I also am happy with my looks, although I have been told in the past that I have a nice personality I feel that it sucks! I mean nice personality usually means dull right?
Posted: Sat Sep 01, 2007 1:38 am Post subject: Nice Personality
Here is something to think about.
There are two kinds of beauty. Outer Beauty ( OB ) and Inner Beauty (IB).
Our western civilization emphasizes OB.
White teeth, muscular build for males, slender for both genders, long hair for women, etc etc.
Let me tell you that the passage of years will result in deterioriation of OB. Women will get pregnant, loose their slenderness and shape that used to give them self esteem and confidence. Gravity will mean that their faces start to sag.
Because they are obsessed with OB they will spend more and more on cosmetics, diets, gym trainers, and plastic surgery.
I am a 58 year old man so this of course is from the other age that some of you.
And muscular young men will get office jobs, put on weight, develop guts and then huge guts. And their teeth will start to yellow from food and nicotine, and the wrinkles on their faces will get deeper and more prononunced as every ten years go by.
SO IF THIS IS TRUE FOR ALL HUMAN BEINGS WHY DO WE PUT SO MUCH EMPHASIS on OB ?
Is this obsession a form of making us feel good about ourselves, or is to compare ourselves with others - which makes us feel good.

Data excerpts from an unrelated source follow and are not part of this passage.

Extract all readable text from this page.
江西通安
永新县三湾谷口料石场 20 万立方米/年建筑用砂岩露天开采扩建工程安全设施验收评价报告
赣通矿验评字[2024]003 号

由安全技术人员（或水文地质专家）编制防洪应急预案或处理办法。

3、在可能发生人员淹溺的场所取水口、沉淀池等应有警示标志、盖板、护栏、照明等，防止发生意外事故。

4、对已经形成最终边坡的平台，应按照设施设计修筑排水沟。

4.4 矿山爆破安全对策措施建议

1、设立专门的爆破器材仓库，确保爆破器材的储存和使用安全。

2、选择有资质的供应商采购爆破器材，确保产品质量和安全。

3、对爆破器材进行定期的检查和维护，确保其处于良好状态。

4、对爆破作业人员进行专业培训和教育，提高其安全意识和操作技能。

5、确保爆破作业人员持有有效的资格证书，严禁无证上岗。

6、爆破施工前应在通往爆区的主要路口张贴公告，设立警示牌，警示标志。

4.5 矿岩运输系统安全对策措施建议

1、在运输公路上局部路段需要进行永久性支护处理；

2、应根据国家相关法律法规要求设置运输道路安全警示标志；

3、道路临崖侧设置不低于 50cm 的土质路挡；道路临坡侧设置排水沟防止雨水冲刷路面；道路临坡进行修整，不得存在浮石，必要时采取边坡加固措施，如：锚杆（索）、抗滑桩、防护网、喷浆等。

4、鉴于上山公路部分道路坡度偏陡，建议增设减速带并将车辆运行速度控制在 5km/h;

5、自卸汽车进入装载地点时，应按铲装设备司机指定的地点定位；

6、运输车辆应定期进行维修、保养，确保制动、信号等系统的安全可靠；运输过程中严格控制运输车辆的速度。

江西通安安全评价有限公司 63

If it is that is very sad.
INNER BEAUTY is about thoughtfulness, kindness, gentle, caring, listening to others with problems. Sharing our time and if asked for advice give it unconditionally ( not expecting it to be followed ). IB lasts all one's life. It does not get wrinkles, it does not get fat. IB is a constant.
Someone of you might think this is too "philosophical" because you want SELF ESTEEM right now. This instant.
That desire is what they call INSTANT SELF GRATIFICATION.
We have instant coffee, instant money out of an ATM, instant internet access.....so why is it so hard to get INSTANT SELF ESTEEM?